In 2016, the United States Department of Labor (DOL) issued new regulations regarding overtime eligibility under the Fair Labor Standards Act (FLSA), which is the federal law that establishes minimum wage, overtime pay, and recordkeeping and child labor standards. Although the pending regulations have been delayed, employers are not completely off the hook from a compliance perspective in terms of classifying employees. No matter what the final ruling is steps should be taken now to protect your organization.

Under these new regulations, which are currently on hold, all employees who earn less than $913 per week/ $47,476 per year must be paid overtime if they work more than 40 hours in a workweek, regardless of the type of work that they do. This means that even if an employee qualifies as an exempt employee based on job duties and is paid a fixed salary, he or she is not exempt from the overtime wages requirement if his or her salary is less than $47,476 per year. In essence the new rule would have increased the salary threshold for an employee to qualify as exempt from $455 per week ($23,600 per year) to $913 per week ($47,476 per year).

Current classification criteria regulates that any employee who currently makes $23,600 or less is automatically considered non-exempt from overtime eligibility – in other words, they receive overtime pay. The duties test must then be performed. Positions that are professional in scope, i.e. requiring a degree or specialized professional training or those with significant decision making authority are exempt from overtime pay requirements. These types of employees are paid a salary to do a job. Executive, Administrative, Professional and Highly-compensated positions, as defined by the regulations, typically are exempt.
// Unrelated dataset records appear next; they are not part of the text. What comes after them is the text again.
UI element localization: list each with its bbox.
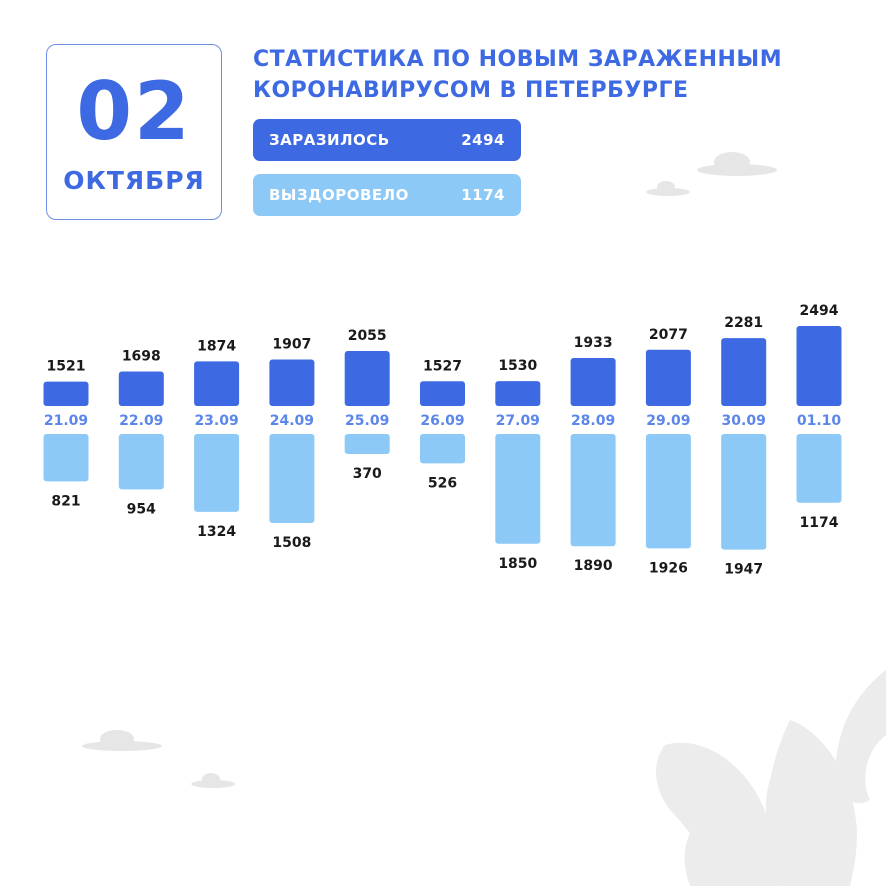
recovered-bar [194, 434, 240, 512]
infected-stat-label: ЗАРАЗИЛОСЬ [269, 131, 390, 149]
recovered-value-label: 821 [51, 493, 80, 509]
infected-value-label: 2077 [649, 327, 688, 343]
infected-value-label: 1527 [423, 358, 462, 374]
page-title: СТАТИСТИКА ПО НОВЫМ ЗАРАЖЕННЫМ КОРОНАВИР… [253, 44, 853, 106]
date-tick-label: 01.10 [797, 413, 842, 429]
infected-value-label: 1521 [47, 359, 86, 375]
date-tick-label: 26.09 [420, 413, 464, 429]
date-tick-label: 29.09 [646, 413, 690, 429]
date-tick-label: 27.09 [496, 413, 540, 429]
date-tick-label: 30.09 [722, 413, 766, 429]
recovered-value-label: 1324 [197, 524, 236, 540]
recovered-bar [721, 434, 767, 550]
recovered-bar [495, 434, 541, 544]
recovered-value-label: 1850 [498, 556, 537, 572]
cloud-icon [697, 152, 777, 176]
date-tick-label: 24.09 [270, 413, 314, 429]
leaf-decoration-icon [655, 670, 886, 886]
recovered-bar [118, 434, 164, 490]
infected-bar [194, 361, 240, 406]
recovered-bar [796, 434, 842, 503]
recovered-stat-label: ВЫЗДОРОВЕЛО [269, 186, 409, 204]
date-tick-label: 21.09 [44, 413, 88, 429]
infected-value-label: 1907 [272, 337, 311, 353]
date-tick-label: 22.09 [119, 413, 163, 429]
infected-bar [570, 358, 616, 406]
infected-bar [344, 351, 390, 406]
recovered-value-label: 1174 [800, 515, 839, 531]
recovered-bar [570, 434, 616, 547]
infected-value-label: 2494 [800, 303, 839, 319]
infected-bar [645, 349, 691, 406]
date-day: 02 [76, 65, 192, 158]
cloud-icon [82, 730, 162, 751]
title-line: СТАТИСТИКА ПО НОВЫМ ЗАРАЖЕННЫМ [253, 47, 783, 72]
infected-bar [269, 359, 315, 406]
date-tick-label: 25.09 [345, 413, 389, 429]
infected-value-label: 1530 [498, 358, 537, 374]
date-month: ОКТЯБРЯ [63, 166, 205, 195]
recovered-value-label: 526 [428, 475, 457, 491]
recovered-bar [645, 434, 691, 549]
recovered-bar [420, 434, 465, 464]
title-line: КОРОНАВИРУСОМ В ПЕТЕРБУРГЕ [253, 78, 689, 103]
infected-bar [420, 381, 465, 406]
infected-stat-value: 2494 [461, 131, 505, 149]
infected-value-label: 1698 [122, 348, 161, 364]
recovered-stat-value: 1174 [461, 186, 505, 204]
recovered-stat-badge: ВЫЗДОРОВЕЛО 1174 [253, 174, 521, 216]
infected-bar [495, 381, 541, 406]
date-card: 02 ОКТЯБРЯ [46, 44, 222, 220]
recovered-value-label: 1508 [272, 535, 311, 551]
cloud-icon [191, 773, 235, 788]
infected-bar [118, 371, 164, 406]
date-tick-label: 28.09 [571, 413, 615, 429]
recovered-value-label: 1926 [649, 560, 688, 576]
infected-bar [796, 325, 842, 406]
infected-value-label: 1933 [574, 335, 613, 351]
infected-value-label: 2055 [348, 328, 387, 344]
recovered-bar [43, 434, 89, 482]
infected-value-label: 2281 [724, 315, 763, 331]
infected-bar [43, 381, 89, 406]
recovered-bar [269, 434, 315, 524]
infected-bar [721, 338, 767, 406]
date-tick-label: 23.09 [194, 413, 238, 429]
recovered-value-label: 370 [353, 466, 382, 482]
recovered-value-label: 1890 [574, 558, 613, 574]
recovered-value-label: 954 [127, 501, 156, 517]
recovered-value-label: 1947 [724, 562, 763, 578]
cloud-icon [646, 181, 690, 196]
infected-stat-badge: ЗАРАЗИЛОСЬ 2494 [253, 119, 521, 161]
recovered-bar [344, 434, 390, 454]
infected-value-label: 1874 [197, 338, 236, 354]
The new Rule does not change the “duties tests” for qualifying as an executive, administrative, or professional employee. Still, they are worth reviewing.

  • Executive: To qualify for the executive exemption, an employee’s primary duty must be managing the enterprise, or managing a customarily recognized department or subdivision of the enterprise. Furthermore, the employee must customarily and regularly direct the work of at least two or more other full-time employees or their equivalent. Finally, the employee must have the authority to hire or fire other employees, or the employee’s suggestions as to the hiring, firing, or any other change of status of other employees must be given particular weight.
  • Administrative: The administrative employee’s primary duty must be the performance of office or non-manual work directly related to the management or general business operations of the employer or the employer’s customers. Furthermore, the employee’s primary duty must include the exercise of discretion and independent judgment with respect to matters of significance.
  • Professional: To qualify for the professional exemption, an employee’s primary duty must be the performance of work requiring advanced knowledge, defined as work which is predominantly intellectual in character and which includes work requiring the consistent exercise of discretion and judgment. The advanced knowledge must be in a field of science or learning, and the advanced knowledge must be customarily acquired by a prolonged course of specialized intellectual instruction.
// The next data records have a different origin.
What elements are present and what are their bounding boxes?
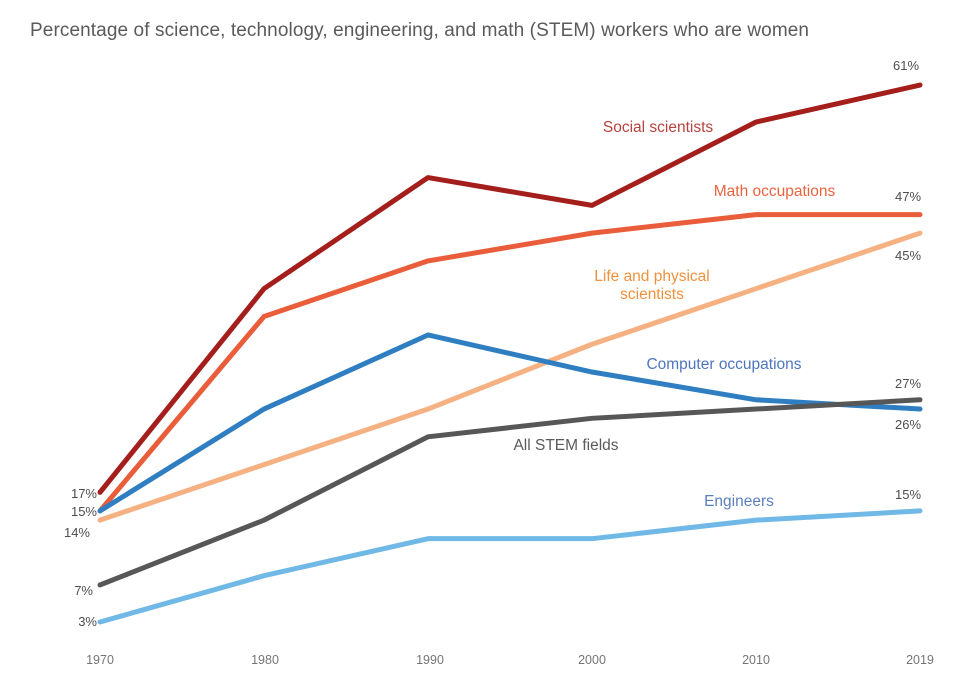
x-tick-2010: 2010 xyxy=(742,653,770,667)
series-label-all-stem-fields: All STEM fields xyxy=(513,437,619,454)
end-value-label-life-physical: 45% xyxy=(895,248,922,263)
line-life-and-physical-scientists xyxy=(97,230,923,523)
end-value-label-all-stem: 27% xyxy=(895,376,922,391)
series-label-life-and-physical-scientists: Life and physical scientists xyxy=(594,268,710,303)
end-value-label-computer-occupations: 26% xyxy=(895,417,922,432)
line-all-stem-fields xyxy=(97,397,923,588)
line-computer-occupations xyxy=(97,332,923,514)
x-tick-2000: 2000 xyxy=(578,653,606,667)
end-value-label-social-scientists: 61% xyxy=(893,58,920,73)
series-label-social-scientists: Social scientists xyxy=(602,119,714,136)
chart-title: Percentage of science, technology, engin… xyxy=(30,20,810,41)
x-tick-1970: 1970 xyxy=(86,653,114,667)
start-value-label-social-scientists: 17% xyxy=(70,486,97,501)
series-label-math-occupations: Math occupations xyxy=(713,183,836,200)
x-tick-2019: 2019 xyxy=(906,653,934,667)
line-social-scientists xyxy=(97,82,923,495)
start-value-label-life-physical: 14% xyxy=(63,525,90,540)
x-tick-1990: 1990 xyxy=(416,653,444,667)
x-tick-1980: 1980 xyxy=(251,653,279,667)
series-label-engineers: Engineers xyxy=(704,493,774,510)
series-label-computer-occupations: Computer occupations xyxy=(646,356,802,373)
end-value-label-math-occupations: 47% xyxy=(895,189,922,204)
start-value-label-engineers: 3% xyxy=(78,614,97,629)
end-value-label-engineers: 15% xyxy=(895,487,922,502)
line-engineers xyxy=(97,508,923,625)
line-math-occupations xyxy=(97,212,923,514)
start-value-label-all-stem: 7% xyxy=(74,583,93,598)
start-value-label-computer-math: 15% xyxy=(70,504,97,519)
In the HR assessments we conduct for small organizations, we frequently find misclassification of staff – most typically employers incorrectly classify administrative staff such as Receptionists, Administrative Assistants and office administrators as exempt because of their interpretation of what constitutes “discretion” in these roles. While responsibilities may vary across organizations for these type of positions, more likely than not we find staff in these roles are misclassified from a compliance perspective and are being improperly paid.  Correction of these misclassifications requires careful and thoughtful messaging and remediation to limit organizational liability.

Employers who violate the FLSA are subject to litigation brought by employees. Liable employers can owe back pay, damages, and attorney fees to employees to whom they improperly failed to pay overtime wages. The Department of Labor (DOL) is responsible for enforcing the FLSA provisions.